Hexus tested the $700 GeForce RTX 3080 in Gears 5 and Borderlands 3 using the same visual presets as AMD did with this Radeon RX 6000 preview, on AMD’s Ryzen 9 3950X. The RTX 3080 hit 59.4fps in Borderlands 3, compared to the Radeon RX 6000’s 61fps in this preview. In Gears 5, the RTX 3080 hit 77fps, compared to the Radeon RX 6000’s 73fps. The processor makes a difference, though, because in Eurogamer’s GeForce RTX 3080 review with a Core i9-10900K, Nvidia’s card hit 65fps in Borderlands, and 80fps in Gears 5

That seemingly puts AMD’s upcoming card neck-and-neck with Nvidia’s staggeringly powerful gaming flagship, depending on the processor it’s paired with. That’s damned impressive—but it’s important to understand what AMD didn’t reveal today, too.
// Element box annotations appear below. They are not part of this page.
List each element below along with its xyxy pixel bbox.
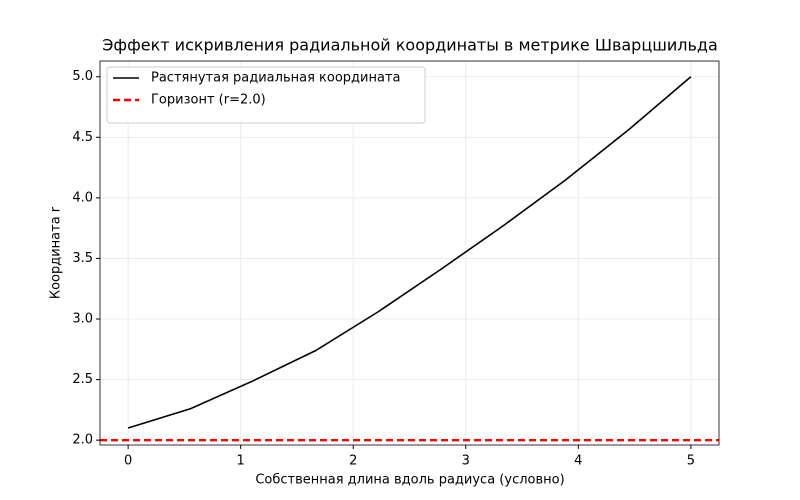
chart-title: Эффект искривления радиальной координаты… (102, 36, 718, 55)
y-tick-label: 4.5 (72, 130, 93, 145)
y-tick-label: 4.0 (72, 190, 93, 205)
axes-frame (99, 60, 720, 446)
y-tick-label: 5.0 (72, 69, 93, 84)
x-tick-label: 2 (349, 454, 357, 469)
line-series (127, 76, 692, 429)
y-tick-label: 2.5 (72, 372, 93, 387)
x-tick-label: 1 (237, 454, 245, 469)
y-tick-label: 3.5 (72, 251, 93, 266)
x-axis-label: Собственная длина вдоль радиуса (условно… (255, 473, 564, 488)
legend-box (106, 66, 426, 124)
x-tick-label: 3 (462, 454, 470, 469)
y-axis-label: Координата r (49, 206, 64, 299)
legend-label: Горизонт (r=2.0) (151, 93, 266, 108)
x-tick-label: 5 (687, 454, 695, 469)
legend-label: Растянутая радиальная координата (151, 71, 401, 86)
x-tick-label: 4 (574, 454, 582, 469)
x-tick-label: 0 (124, 454, 132, 469)
y-tick-label: 3.0 (72, 312, 93, 327)
y-tick-label: 2.0 (72, 433, 93, 448)
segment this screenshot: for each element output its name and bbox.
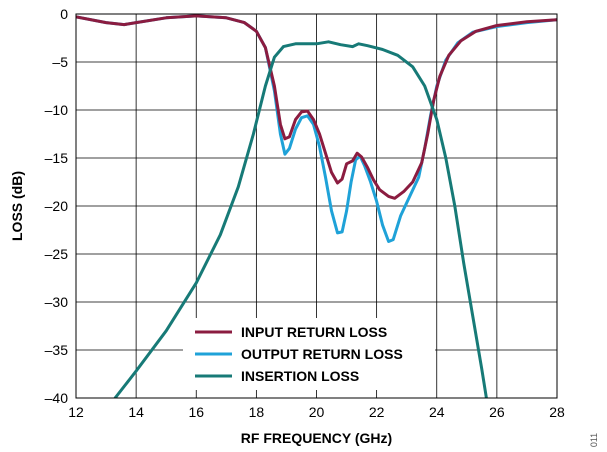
y-tick-label: –35 (45, 342, 69, 358)
x-tick-label: 22 (369, 404, 385, 420)
x-tick-label: 20 (309, 404, 325, 420)
y-axis-title: LOSS (dB) (9, 171, 25, 241)
y-tick-label: –15 (45, 150, 69, 166)
figure-id: 011 (589, 433, 599, 447)
x-tick-label: 26 (489, 404, 505, 420)
y-tick-label: –10 (45, 102, 69, 118)
x-tick-label: 18 (249, 404, 265, 420)
data-series (76, 14, 557, 398)
y-tick-label: –5 (52, 54, 68, 70)
tick-labels: 12 14 16 18 20 22 24 26 28 0 –5 –10 –15 –20 –25 –30 –35 –… (45, 6, 565, 420)
x-tick-label: 24 (429, 404, 445, 420)
y-tick-label: –20 (45, 198, 69, 214)
y-tick-label: –30 (45, 294, 69, 310)
legend-label: OUTPUT RETURN LOSS (241, 346, 403, 362)
x-axis-title: RF FREQUENCY (GHz) (241, 430, 392, 446)
legend: INPUT RETURN LOSS OUTPUT RETURN LOSS INSER… (183, 318, 435, 390)
y-tick-label: –40 (45, 390, 69, 406)
series-line-insertion-loss (113, 40, 488, 398)
x-tick-label: 16 (188, 404, 204, 420)
x-tick-label: 14 (128, 404, 144, 420)
legend-label: INSERTION LOSS (241, 368, 359, 384)
x-tick-label: 28 (549, 404, 565, 420)
y-tick-label: 0 (60, 6, 68, 22)
x-tick-label: 12 (68, 404, 84, 420)
y-tick-label: –25 (45, 246, 69, 262)
legend-label: INPUT RETURN LOSS (241, 324, 387, 340)
plot-frame (75, 13, 558, 399)
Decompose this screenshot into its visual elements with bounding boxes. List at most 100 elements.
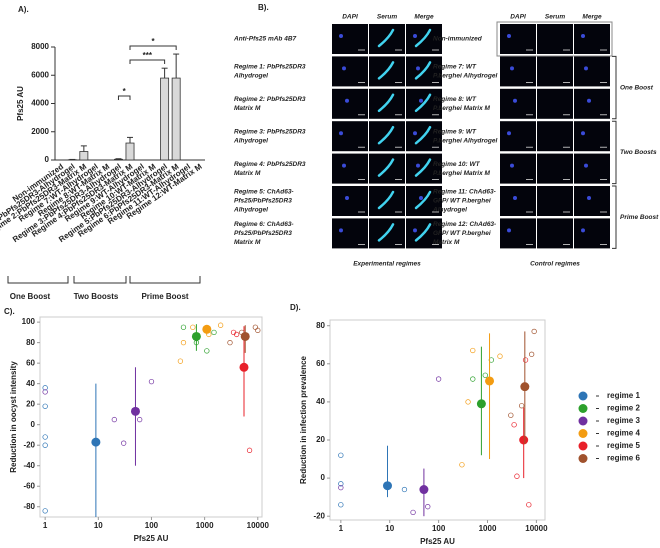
legend-label: regime 4 bbox=[607, 429, 640, 438]
y-tick-label: -60 bbox=[23, 481, 35, 490]
micrograph bbox=[574, 218, 610, 249]
ookinete bbox=[414, 223, 432, 242]
point bbox=[177, 358, 184, 364]
point bbox=[211, 329, 217, 336]
micrograph bbox=[537, 121, 573, 152]
point bbox=[522, 357, 529, 363]
column-header: DAPI bbox=[510, 14, 526, 21]
point bbox=[180, 324, 187, 330]
x-tick-label: 10000 bbox=[525, 524, 548, 533]
micrograph bbox=[332, 121, 368, 152]
nucleus bbox=[339, 131, 343, 136]
row-label: Matrix M bbox=[234, 239, 261, 246]
micrograph bbox=[500, 24, 536, 54]
row-label: Regime 4: PbPfs25DR3 bbox=[234, 161, 306, 168]
micrograph bbox=[500, 56, 536, 87]
y-tick-label: 20 bbox=[316, 435, 325, 444]
point bbox=[137, 416, 143, 423]
nucleus bbox=[345, 196, 349, 200]
nucleus bbox=[584, 66, 588, 71]
nucleus bbox=[581, 131, 585, 136]
point bbox=[435, 376, 442, 382]
nucleus bbox=[342, 163, 346, 168]
nucleus bbox=[510, 163, 514, 168]
panel-title: B). bbox=[258, 3, 269, 12]
row-label: P.berghei Alhydrogel bbox=[433, 73, 497, 80]
column-header: DAPI bbox=[342, 14, 358, 21]
micrograph bbox=[500, 186, 536, 216]
y-axis-title: Reduction in infection prevalence bbox=[299, 355, 308, 484]
legend-label: regime 1 bbox=[607, 391, 640, 400]
micrograph bbox=[574, 186, 610, 216]
row-label: P.berghei Matrix M bbox=[433, 170, 491, 177]
micrograph bbox=[574, 121, 610, 152]
point bbox=[246, 447, 253, 453]
x-tick-label: 100 bbox=[432, 524, 446, 533]
x-tick-label: 1000 bbox=[479, 524, 497, 533]
nucleus bbox=[413, 34, 417, 38]
row-label: Regime 8: WT bbox=[433, 96, 477, 103]
x-axis-title: Pfs25 AU bbox=[420, 537, 455, 546]
point bbox=[519, 403, 525, 409]
point bbox=[470, 376, 476, 382]
y-tick-label: 60 bbox=[316, 359, 325, 368]
ookinete bbox=[414, 190, 432, 210]
ookinete bbox=[414, 61, 432, 80]
legend-marker bbox=[578, 441, 588, 451]
row-label: Regime 3: PbPfs25DR3 bbox=[234, 128, 306, 135]
y-tick-label: -80 bbox=[23, 502, 35, 511]
bar bbox=[114, 158, 123, 161]
row-label: Alhydrogel bbox=[233, 207, 268, 214]
nucleus bbox=[416, 66, 420, 71]
point bbox=[217, 322, 224, 328]
significance-bracket bbox=[129, 59, 166, 64]
micrograph bbox=[537, 218, 573, 249]
y-tick-label: 2000 bbox=[31, 127, 49, 136]
panel-title: C). bbox=[4, 307, 15, 316]
point bbox=[42, 442, 48, 448]
point bbox=[204, 348, 210, 354]
point bbox=[42, 434, 48, 440]
mean-point bbox=[191, 331, 201, 341]
point bbox=[470, 347, 476, 354]
ookinete bbox=[377, 125, 395, 145]
mean-point bbox=[485, 376, 495, 386]
mean-point bbox=[130, 406, 140, 416]
footer-label: Control regimes bbox=[530, 261, 580, 268]
mean-point bbox=[202, 324, 212, 334]
row-label: Regime 11: ChAd63- bbox=[433, 189, 496, 196]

Dissecting the AMD vs. Nvidia chess match

Most importantly, Herkelman stressed that AMD didn’t state which Radeon RX 6000 graphics card ran these benchmarks. We don’t know whether these results come from the biggest Big Navi GPU, or a more modest offering. (Herkelman also said there’s still fine-tuning left to do before launch.) AMD’s Ryzen 9 5900X, the CPU used for the tease, also hasn’t been tested by independent reviewers.

Processors largely aren’t a performance limiter at lofty 4K resolutions, but as we showed earlier, they can affect performance results. That means that pitting AMD’s benchmarks against Hexus and Eurogamer’s is not a straightforward apples-to-apples comparison. It’s also worth noting that all three games that Su showed off in the Radeon RX 6000 teaser run on DirectX 12, rather than the more common DX11 graphics API.

While this could be a best-case showing for AMD’s forthcoming graphics cards, it could also be AMD’s sly attempt to set the stage with a best-case showing for Nvidia’s rival RTX 3080.